Patient.unscoped.count #=> 134049
class Patient
def self.random
return nil unless Patient.unscoped.any?
until @patient do
@patient = Patient.unscoped.find rand(Patient.unscoped.last.id)
end
@patient
end
end
#Compare with other solutions offered here in my use case
puts Benchmark.measure{10.times{Patient.unscoped.order(Arel.sql('RANDOM()')).first }}
#=>0.010000 0.000000 0.010000 ( 1.222340)
Patient.unscoped.order(Arel.sql('RANDOM()')).first
Patient Load (121.1ms) SELECT "patients".* FROM "patients" ORDER BY RANDOM() LIMIT 1
puts Benchmark.measure {10.times {Patient.unscoped.offset(rand(Patient.unscoped.count)).first }}
#=>0.020000 0.000000 0.020000 ( 0.318977)
Patient.unscoped.offset(rand(Patient.unscoped.count)).first
(11.7ms) SELECT COUNT(*) FROM "patients"
Patient Load (33.4ms) SELECT "patients".* FROM "patients" ORDER BY "patients"."id" ASC LIMIT 1 OFFSET 106284
puts Benchmark.measure{10.times{Patient.random}}
#=>0.010000 0.000000 0.010000 ( 0.148306)
Patient.random
(14.8ms) SELECT COUNT(*) FROM "patients"
#also
Patient.unscoped.find rand(Patient.unscoped.last.id)
Patient Load (0.3ms) SELECT "patients".* FROM "patients" ORDER BY "patients"."id" DESC LIMIT 1
Patient Load (0.4ms) SELECT "patients".* FROM "patients" WHERE "patients"."id" = $1 LIMIT 1 [["id", 4511]]
The reason for this is because we're using rand()
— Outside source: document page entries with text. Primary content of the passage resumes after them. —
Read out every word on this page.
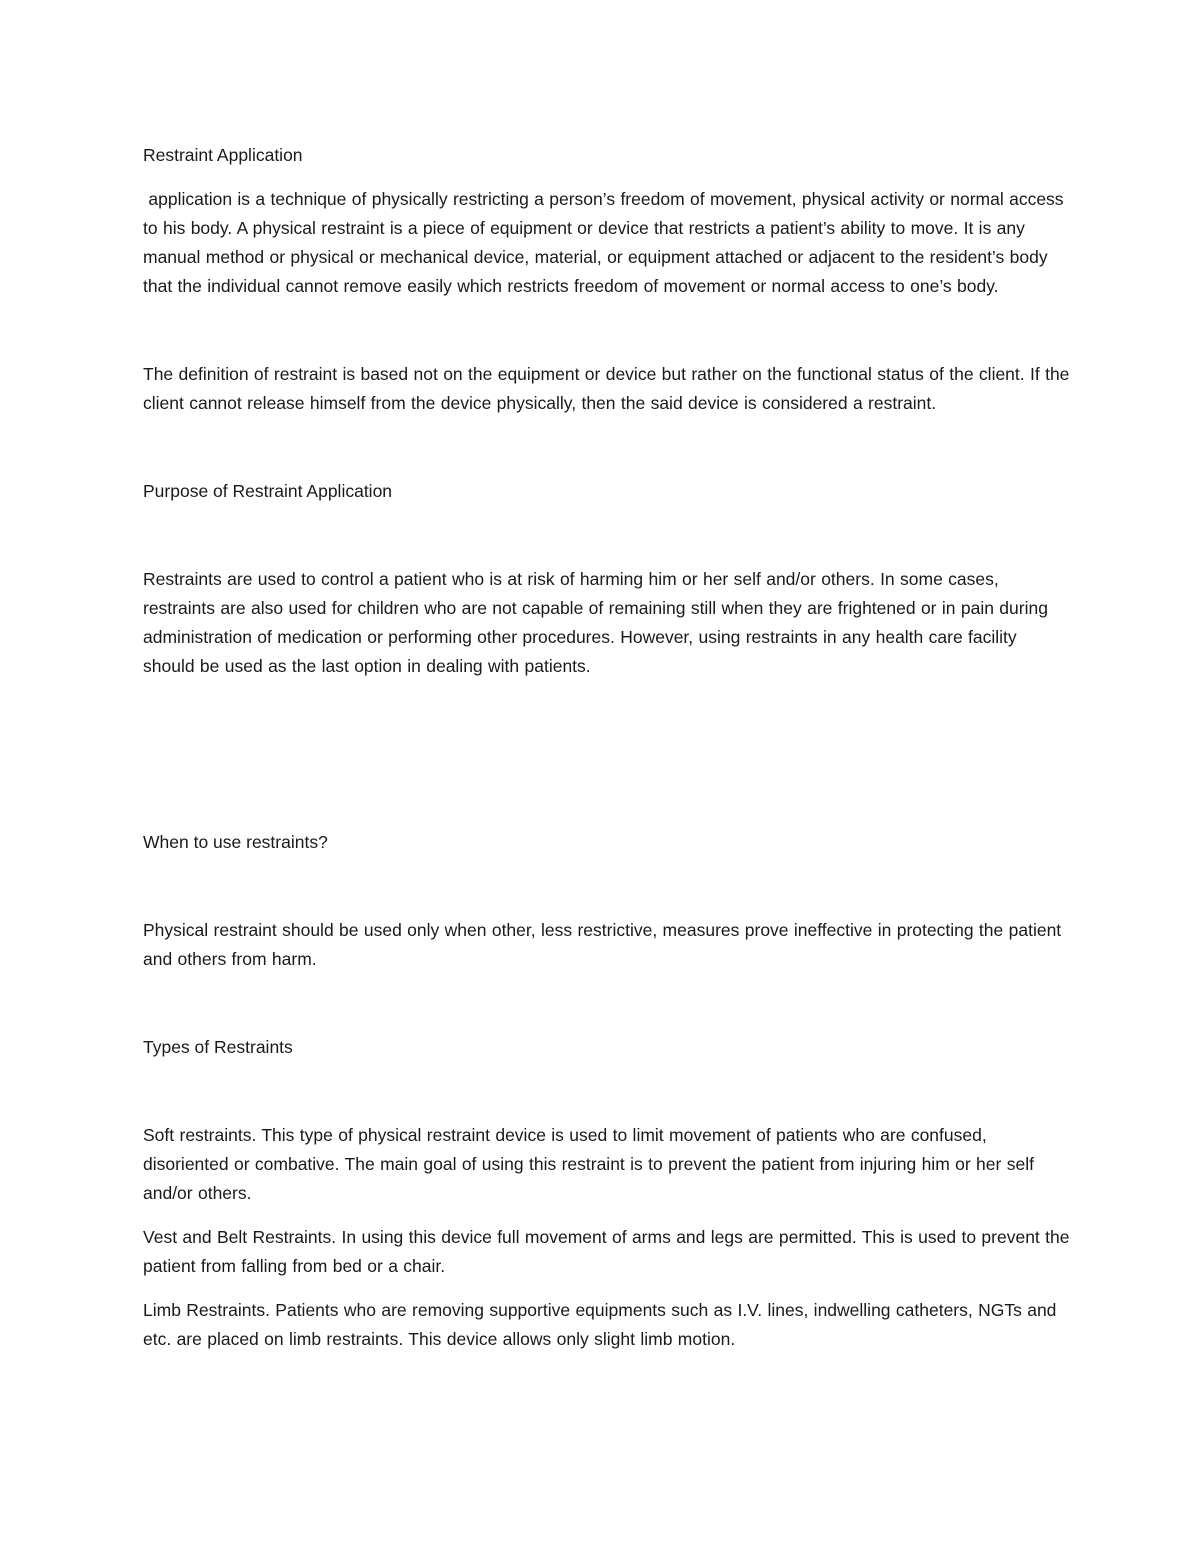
Restraint Application

application is a technique of physically restricting a person’s freedom of movement, physical activity or normal access to his body. A physical restraint is a piece of equipment or device that restricts a patient’s ability to move. It is any manual method or physical or mechanical device, material, or equipment attached or adjacent to the resident’s body that the individual cannot remove easily which restricts freedom of movement or normal access to one’s body.

The definition of restraint is based not on the equipment or device but rather on the functional status of the client. If the client cannot release himself from the device physically, then the said device is considered a restraint.

Purpose of Restraint Application

Restraints are used to control a patient who is at risk of harming him or her self and/or others. In some cases, restraints are also used for children who are not capable of remaining still when they are frightened or in pain during administration of medication or performing other procedures. However, using restraints in any health care facility should be used as the last option in dealing with patients.

When to use restraints?

Physical restraint should be used only when other, less restrictive, measures prove ineffective in protecting the patient and others from harm.

Types of Restraints

Soft restraints. This type of physical restraint device is used to limit movement of patients who are confused, disoriented or combative. The main goal of using this restraint is to prevent the patient from injuring him or her self and/or others.

Vest and Belt Restraints. In using this device full movement of arms and legs are permitted. This is used to prevent the patient from falling from bed or a chair.

Limb Restraints. Patients who are removing supportive equipments such as I.V. lines, indwelling catheters, NGTs and etc. are placed on limb restraints. This device allows only slight limb motion.
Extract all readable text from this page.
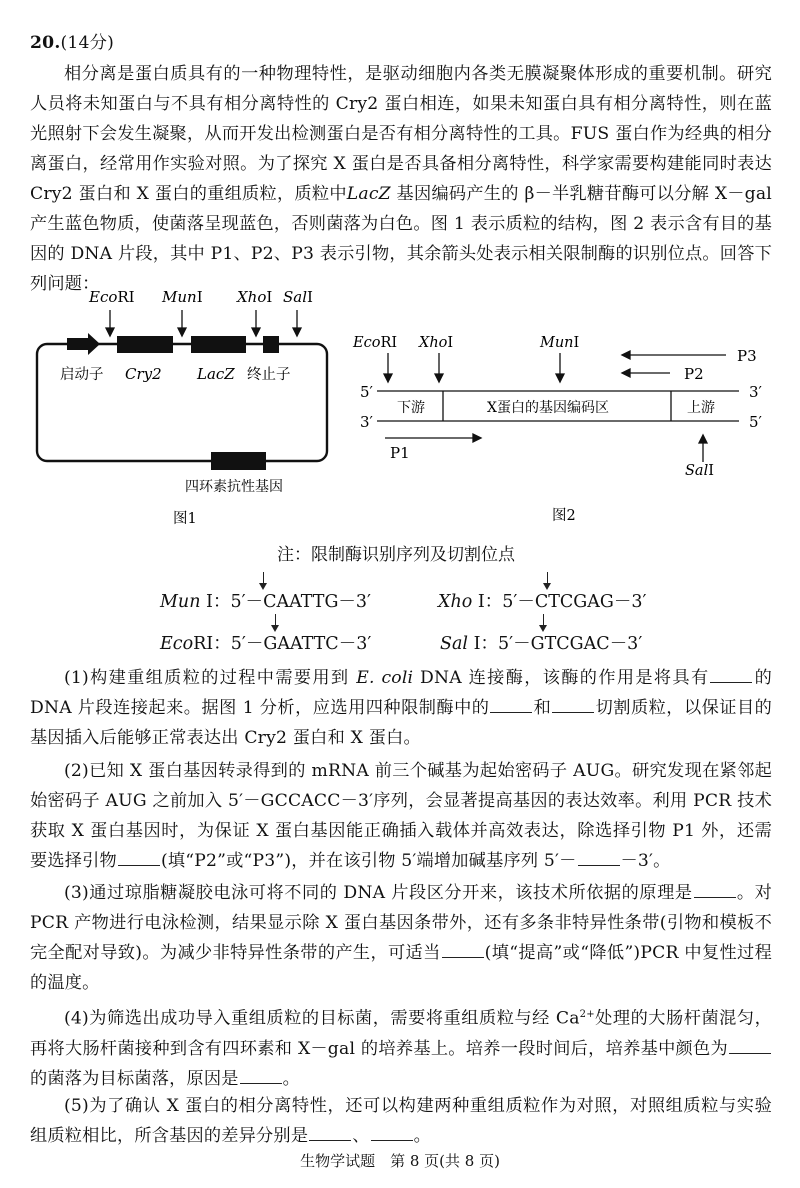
20.(14分)
相分离是蛋白质具有的一种物理特性，是驱动细胞内各类无膜凝聚体形成的重要机制。研究人员将未知蛋白与不具有相分离特性的 Cry2 蛋白相连，如果未知蛋白具有相分离特性，则在蓝光照射下会发生凝聚，从而开发出检测蛋白是否有相分离特性的工具。FUS 蛋白作为经典的相分离蛋白，经常用作实验对照。为了探究 X 蛋白是否具备相分离特性，科学家需要构建能同时表达 Cry2 蛋白和 X 蛋白的重组质粒，质粒中LacZ 基因编码产生的 β－半乳糖苷酶可以分解 X－gal 产生蓝色物质，使菌落呈现蓝色，否则菌落为白色。图 1 表示质粒的结构，图 2 表示含有目的基因的 DNA 片段，其中 P1、P2、P3 表示引物，其余箭头处表示相关限制酶的识别位点。回答下列问题：
EcoRⅠ MunⅠ XhoⅠ SalⅠ
启动子 Cry2 LacZ 终止子
四环素抗性基因
图1
EcoRⅠ XhoⅠ	MunⅠ
P3
P2
P1
SalⅠ
5′
3′
3′
5′
下游	X蛋白的基因编码区	上游
图2
注：限制酶识别序列及切割位点
Mun Ⅰ：5′－
CAATTG－3′	Xho Ⅰ：5′－
CTCGAG－3′
EcoRⅠ：5′－
GAATTC－3′	Sal Ⅰ：5′－
GTCGAC－3′
(1)构建重组质粒的过程中需要用到 E. coli DNA 连接酶，该酶的作用是将具有	的 DNA 片段连接起来。据图 1 分析，应选用四种限制酶中的	和	切割质粒，以保证目的基因插入后能够正常表达出 Cry2 蛋白和 X 蛋白。
(2)已知 X 蛋白基因转录得到的 mRNA 前三个碱基为起始密码子 AUG。研究发现在紧邻起始密码子 AUG 之前加入 5′－GCCACC－3′序列，会显著提高基因的表达效率。利用 PCR 技术获取 X 蛋白基因时，为保证 X 蛋白基因能正确插入载体并高效表达，除选择引物 P1 外，还需要选择引物	(填“P2”或“P3”)，并在该引物 5′端增加碱基序列 5′－	－3′。
(3)通过琼脂糖凝胶电泳可将不同的 DNA 片段区分开来，该技术所依据的原理是	。对 PCR 产物进行电泳检测，结果显示除 X 蛋白基因条带外，还有多条非特异性条带(引物和模板不完全配对导致)。为减少非特异性条带的产生，可适当	(填“提高”或“降低”)PCR 中复性过程的温度。
(4)为筛选出成功导入重组质粒的目标菌，需要将重组质粒与经 $Ca^{2+}$处理的大肠杆菌混匀，再将大肠杆菌接种到含有四环素和 X－gal 的培养基上。培养一段时间后，培养基中颜色为的菌落为目标菌落，原因是	。
(5)为了确认 X 蛋白的相分离特性，还可以构建两种重组质粒作为对照，对照组质粒与实验组质粒相比，所含基因的差异分别是	、	。
生物学试题　第 8 页(共 8 页)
to get a random ID and just do a find on that single record. However the greater the number of deleted rows (skipped ids) the more likely the while loop will execute multiple times. It might be overkill but could be worth a the 62% increase in performance and even higher if you never delete rows. Test if it's better for your use case.